Wohnungsbrand in Flensburg: Mutter und vier Kinder retten sich selbst – sechs weitere Personen über Drehleiter evakuiert
| von Thomsen / Foerde.news
Flensburg – Flensburg –Ein Wohnungsbrand in einem mehrgeschossigen Wohnhaus in Flensburg hat am Dienstagnachmittag einen Großeinsatz der Feuerwehr ausgelöst. Wie Einsatzleiter Andre Beyer von der Berufsfeuerwehr Flensburg mitteilte, war das Feuer, gegen 15:50 Uhr, im Erdgeschoss eines viergeschossigen Gebäudes ausgebrochen. Mehrere Personen befanden sich zum Zeitpunkt des Brandes in dem Haus.

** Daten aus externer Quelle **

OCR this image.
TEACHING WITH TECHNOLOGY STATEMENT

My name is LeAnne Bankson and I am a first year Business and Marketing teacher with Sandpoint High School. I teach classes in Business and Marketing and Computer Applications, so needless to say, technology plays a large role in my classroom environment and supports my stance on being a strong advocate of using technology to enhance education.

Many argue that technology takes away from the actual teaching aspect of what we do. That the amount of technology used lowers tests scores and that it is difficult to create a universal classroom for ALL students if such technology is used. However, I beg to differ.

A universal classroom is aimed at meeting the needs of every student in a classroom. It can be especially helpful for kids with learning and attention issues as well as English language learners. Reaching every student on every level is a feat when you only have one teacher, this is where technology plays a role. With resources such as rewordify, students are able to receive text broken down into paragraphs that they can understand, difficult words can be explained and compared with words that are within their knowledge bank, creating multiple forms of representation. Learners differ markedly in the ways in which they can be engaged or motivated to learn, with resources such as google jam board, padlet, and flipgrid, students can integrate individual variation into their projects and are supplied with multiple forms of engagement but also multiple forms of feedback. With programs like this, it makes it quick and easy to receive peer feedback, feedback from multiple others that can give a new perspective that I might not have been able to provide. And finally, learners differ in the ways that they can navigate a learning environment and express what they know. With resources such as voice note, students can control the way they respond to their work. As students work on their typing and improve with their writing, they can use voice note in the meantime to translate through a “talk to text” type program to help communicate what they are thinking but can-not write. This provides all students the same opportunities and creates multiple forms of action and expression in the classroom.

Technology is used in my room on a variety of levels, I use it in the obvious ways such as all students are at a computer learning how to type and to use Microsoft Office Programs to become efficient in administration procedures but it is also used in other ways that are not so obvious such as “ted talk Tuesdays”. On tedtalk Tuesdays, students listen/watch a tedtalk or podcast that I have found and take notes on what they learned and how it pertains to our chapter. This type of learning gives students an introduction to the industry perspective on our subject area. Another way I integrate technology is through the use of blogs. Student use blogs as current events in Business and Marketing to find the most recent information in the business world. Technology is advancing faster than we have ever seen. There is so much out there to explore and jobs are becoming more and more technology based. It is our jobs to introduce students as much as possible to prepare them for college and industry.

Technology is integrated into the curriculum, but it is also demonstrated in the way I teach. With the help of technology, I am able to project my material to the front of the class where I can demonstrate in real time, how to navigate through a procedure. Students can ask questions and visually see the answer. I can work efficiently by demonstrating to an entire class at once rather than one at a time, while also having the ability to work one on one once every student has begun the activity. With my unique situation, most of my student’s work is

Beim Eintreffen der Einsatzkräfte hatten sich fünf Personen – eine Mutter und ihre vier Kinder – bereits eigenständig aus der Brandwohnung ins Freie gerettet. Sie wurden vor Ort vom Rettungsdienst versorgt und mit Verdacht auf eine Rauchgasvergiftung in das gegenüber befindliche Diako Krankenhaus eingeliefert.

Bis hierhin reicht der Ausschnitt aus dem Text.